"Forget it Jake, it’s Chinatown" – five simple words perfectly encapsulating the deceit, corruption, and destruction wrought by the abuse of power. And five simple words that also capture the 130-odd minutes of arcane noir-ish plotting that preceded it. It’s an iconic parting gesture from an equally, and deservedly, iconic film.
The Jake in question is Jake Gettes (Jack Nicholson) who has been hired to investigate a bigwig in the Los Angeles water and power bureaucracy on the premise of adultery. But soon enough he’s entangled in a byzantine plot to corruptly purchase land in the Californian desert and redirect water through a massive aqueduct to LA against the wishes of local residents. Then he stumbles across incest and other various skeletons in various closets. Somewhat against type, Nicholson’s Gettes is not the sneering, confident huckster we have come to expect from Jack or cinema detective gumshoes – he’s fallible, confused and occasionally wrong.

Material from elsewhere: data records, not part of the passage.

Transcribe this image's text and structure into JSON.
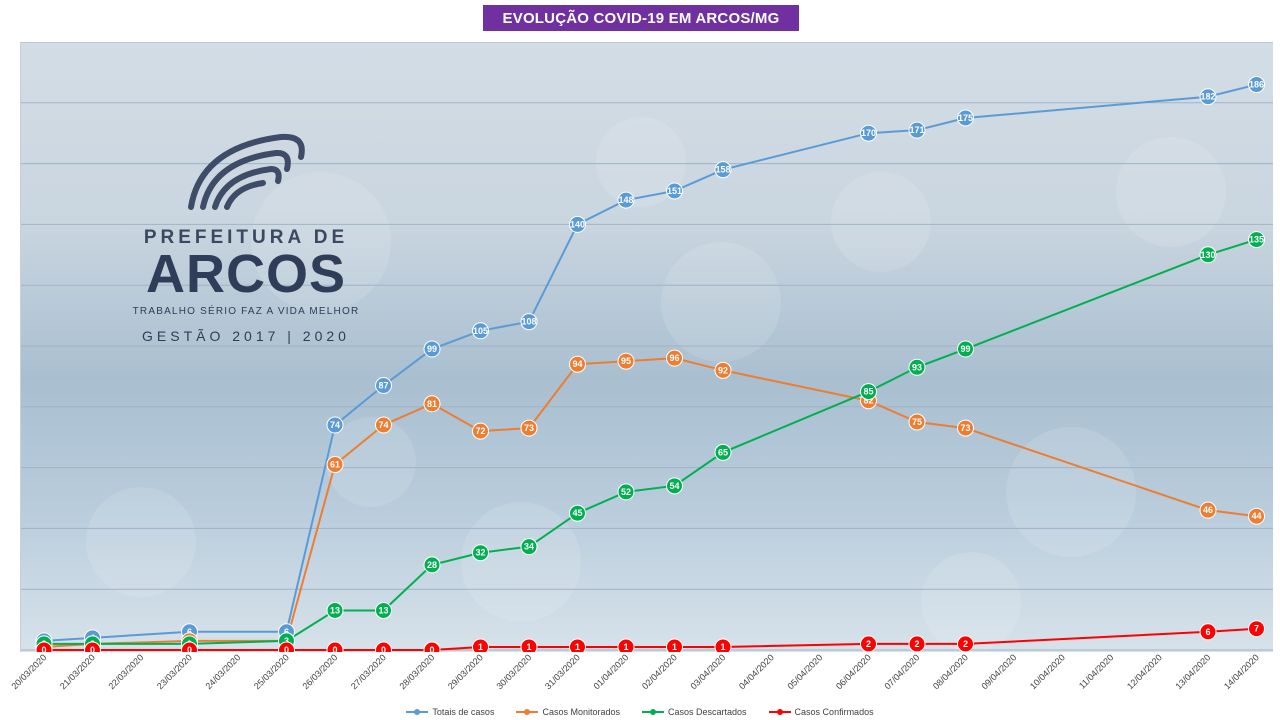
{
  "title": "EVOLUÇÃO COVID-19 EM ARCOS/MG",
  "logo": {
    "prefix": "PREFEITURA DE",
    "name": "ARCOS",
    "slogan": "TRABALHO SÉRIO FAZ A VIDA MELHOR",
    "gestao": "GESTÃO 2017 | 2020"
  },
  "chart_data": {
    "type": "line",
    "categories": [
      "20/03/2020",
      "21/03/2020",
      "22/03/2020",
      "23/03/2020",
      "24/03/2020",
      "25/03/2020",
      "26/03/2020",
      "27/03/2020",
      "28/03/2020",
      "29/03/2020",
      "30/03/2020",
      "31/03/2020",
      "01/04/2020",
      "02/04/2020",
      "03/04/2020",
      "04/04/2020",
      "05/04/2020",
      "06/04/2020",
      "07/04/2020",
      "08/04/2020",
      "09/04/2020",
      "10/04/2020",
      "11/04/2020",
      "12/04/2020",
      "13/04/2020",
      "14/04/2020"
    ],
    "ylim": [
      0,
      200
    ],
    "grid": true,
    "legend_position": "bottom",
    "series": [
      {
        "name": "Totais de casos",
        "color": "#5b9bd5",
        "values": [
          3,
          4,
          null,
          6,
          null,
          6,
          74,
          87,
          99,
          105,
          108,
          140,
          148,
          151,
          158,
          null,
          null,
          170,
          171,
          175,
          null,
          null,
          null,
          null,
          182,
          186
        ]
      },
      {
        "name": "Casos Monitorados",
        "color": "#ed7d31",
        "values": [
          1,
          2,
          null,
          3,
          null,
          3,
          61,
          74,
          81,
          72,
          73,
          94,
          95,
          96,
          92,
          null,
          null,
          82,
          75,
          73,
          null,
          null,
          null,
          null,
          46,
          44
        ]
      },
      {
        "name": "Casos Descartados",
        "color": "#00b050",
        "values": [
          2,
          2,
          null,
          2,
          null,
          3,
          13,
          13,
          28,
          32,
          34,
          45,
          52,
          54,
          65,
          null,
          null,
          85,
          93,
          99,
          null,
          null,
          null,
          null,
          130,
          135
        ]
      },
      {
        "name": "Casos Confirmados",
        "color": "#ff0000",
        "values": [
          0,
          0,
          null,
          0,
          null,
          0,
          0,
          0,
          0,
          1,
          1,
          1,
          1,
          1,
          1,
          null,
          null,
          2,
          2,
          2,
          null,
          null,
          null,
          null,
          6,
          7
        ]
      }
    ]
  }
}
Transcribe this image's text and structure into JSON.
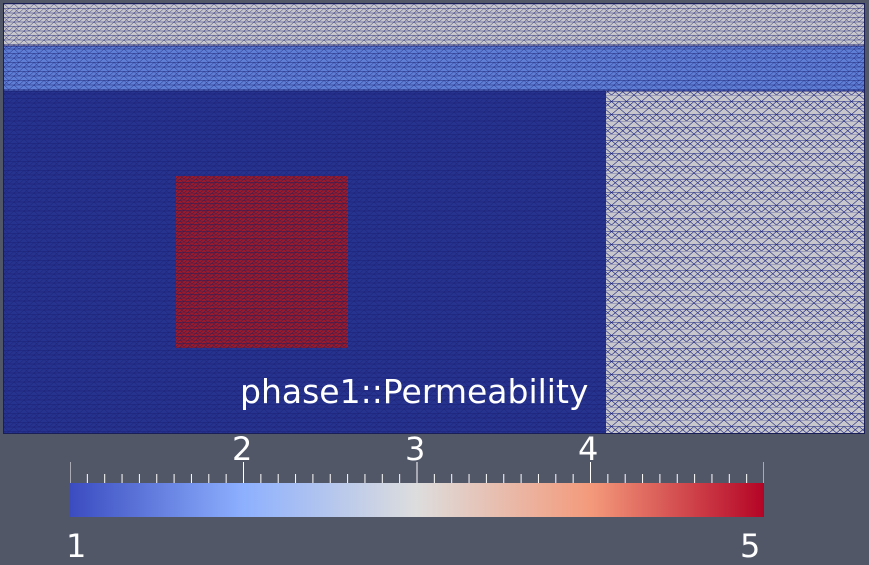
{
  "viewport": {
    "background": "#525768",
    "field_title": "phase1::Permeability"
  },
  "colorbar": {
    "min_label": "1",
    "max_label": "5",
    "tick_labels": [
      "2",
      "3",
      "4"
    ],
    "range": [
      1,
      5
    ],
    "colormap": [
      "#3b4cc0",
      "#8db0fe",
      "#dddddd",
      "#f49a7b",
      "#b40426"
    ]
  },
  "regions": [
    {
      "name": "top-band",
      "value": 3.0,
      "color": "#c8c8cc"
    },
    {
      "name": "second-band",
      "value": 1.8,
      "color": "#5f7fd6"
    },
    {
      "name": "main-domain",
      "value": 1.0,
      "color": "#26338f"
    },
    {
      "name": "right-domain",
      "value": 3.0,
      "color": "#c8c8cc"
    },
    {
      "name": "inclusion-square",
      "value": 5.0,
      "color": "#9c1a2a"
    }
  ],
  "mesh_edge_color": "#1a1f70"
}
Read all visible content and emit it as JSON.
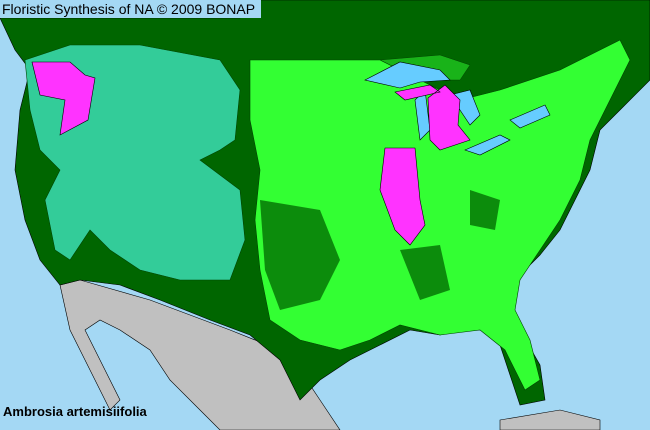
{
  "title": "Floristic Synthesis of NA © 2009 BONAP",
  "species": "Ambrosia artemisiifolia",
  "colors": {
    "water": "#a4d8f4",
    "lakes": "#66ccff",
    "absent_region": "#006600",
    "present_county": "#33ff33",
    "present_state": "#33cc99",
    "noxious_state": "#ff33ff",
    "outside_range": "#c0c0c0",
    "borders": "#000000"
  }
}
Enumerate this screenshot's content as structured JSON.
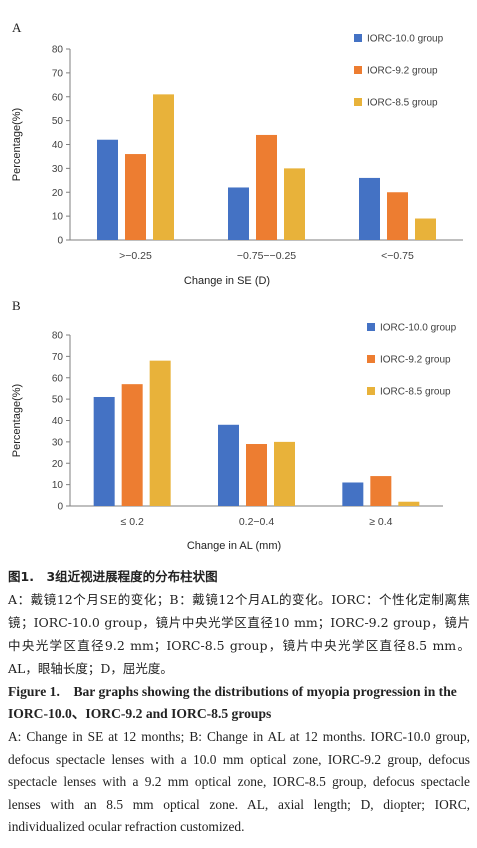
{
  "chart_data": [
    {
      "panel": "A",
      "type": "bar",
      "categories": [
        ">−0.25",
        "−0.75−−0.25",
        "<−0.75"
      ],
      "series": [
        {
          "name": "IORC-10.0 group",
          "color": "#4472C4",
          "values": [
            42,
            22,
            26
          ]
        },
        {
          "name": "IORC-9.2 group",
          "color": "#ED7D31",
          "values": [
            36,
            44,
            20
          ]
        },
        {
          "name": "IORC-8.5 group",
          "color": "#E8B23A",
          "values": [
            61,
            30,
            9
          ]
        }
      ],
      "xlabel": "Change in SE (D)",
      "ylabel": "Percentage(%)",
      "ylim": [
        0,
        80
      ],
      "yticks": [
        "0",
        "10",
        "20",
        "30",
        "40",
        "50",
        "60",
        "70",
        "80"
      ],
      "grid": false,
      "legend": "top-right"
    },
    {
      "panel": "B",
      "type": "bar",
      "categories": [
        "≤ 0.2",
        "0.2−0.4",
        "≥ 0.4"
      ],
      "series": [
        {
          "name": "IORC-10.0 group",
          "color": "#4472C4",
          "values": [
            51,
            38,
            11
          ]
        },
        {
          "name": "IORC-9.2 group",
          "color": "#ED7D31",
          "values": [
            57,
            29,
            14
          ]
        },
        {
          "name": "IORC-8.5 group",
          "color": "#E8B23A",
          "values": [
            68,
            30,
            2
          ]
        }
      ],
      "xlabel": "Change in AL (mm)",
      "ylabel": "Percentage(%)",
      "ylim": [
        0,
        80
      ],
      "yticks": [
        "0",
        "10",
        "20",
        "30",
        "40",
        "50",
        "60",
        "70",
        "80"
      ],
      "grid": false,
      "legend": "top-right"
    }
  ],
  "caption": {
    "zh_title": "图1.　3组近视进展程度的分布柱状图",
    "zh_body": "A：戴镜12个月SE的变化；B：戴镜12个月AL的变化。IORC：个性化定制离焦镜；IORC-10.0 group，镜片中央光学区直径10 mm；IORC-9.2 group，镜片中央光学区直径9.2 mm；IORC-8.5 group，镜片中央光学区直径8.5 mm。AL，眼轴长度；D，屈光度。",
    "en_title": "Figure 1.　Bar graphs showing the distributions of myopia progression in the IORC-10.0、IORC-9.2 and IORC-8.5 groups",
    "en_body": "A: Change in SE at 12 months; B: Change in AL at 12 months. IORC-10.0 group, defocus spectacle lenses with a 10.0 mm optical zone, IORC-9.2 group, defocus spectacle lenses with a 9.2 mm optical zone, IORC-8.5 group, defocus spectacle lenses with an 8.5 mm optical zone. AL, axial length; D, diopter; IORC, individualized ocular refraction customized."
  }
}
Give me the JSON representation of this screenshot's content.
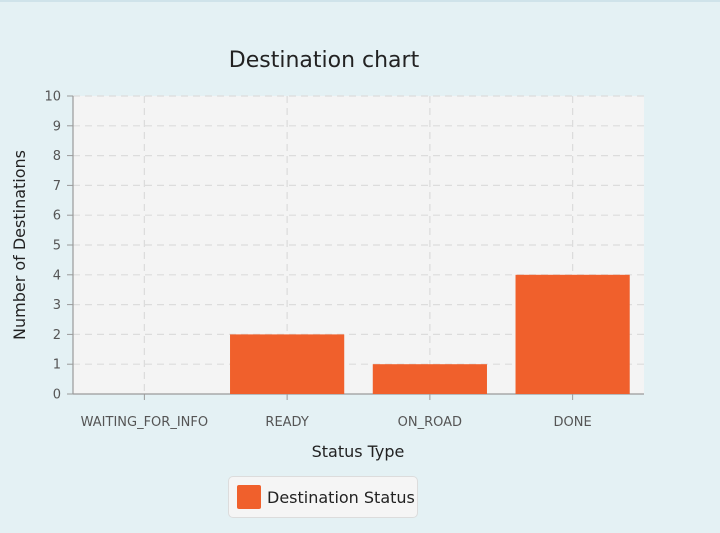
{
  "chart_data": {
    "type": "bar",
    "title": "Destination chart",
    "xlabel": "Status Type",
    "ylabel": "Number of Destinations",
    "categories": [
      "WAITING_FOR_INFO",
      "READY",
      "ON_ROAD",
      "DONE"
    ],
    "series": [
      {
        "name": "Destination Status",
        "values": [
          0,
          2,
          1,
          4
        ]
      }
    ],
    "ylim": [
      0,
      10
    ],
    "yticks": [
      "0",
      "1",
      "2",
      "3",
      "4",
      "5",
      "6",
      "7",
      "8",
      "9",
      "10"
    ],
    "grid": true,
    "legend_position": "bottom",
    "bar_color": "#f0602c",
    "plot_background": "#f4f4f4"
  }
}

Based loosely on the Californian Water Wars at the end of the 19th century, Chinatown was Roman Polanski’s first film in the US after the murder of his wife and unborn child by the Manson Family in 1969. Little wonder then that the film reeks of pessimism, threats of violence and injustice. Nicholson sports a bandage for most of the film, covering a knife wound perpetrated by a small time hood played by, you guessed it, Polanski. It’s a reminder that, try as you might, it’s impossible to hide the impact of greed and violence. In the end, the little guys (farmers, the poor, immigrants) are scorched by the evils of capitalism, left figuratively and literally out to dry. Previous transfers of this 1974 film have been left wanting so it’s a relief this rerelease is the definitive version of a true classic.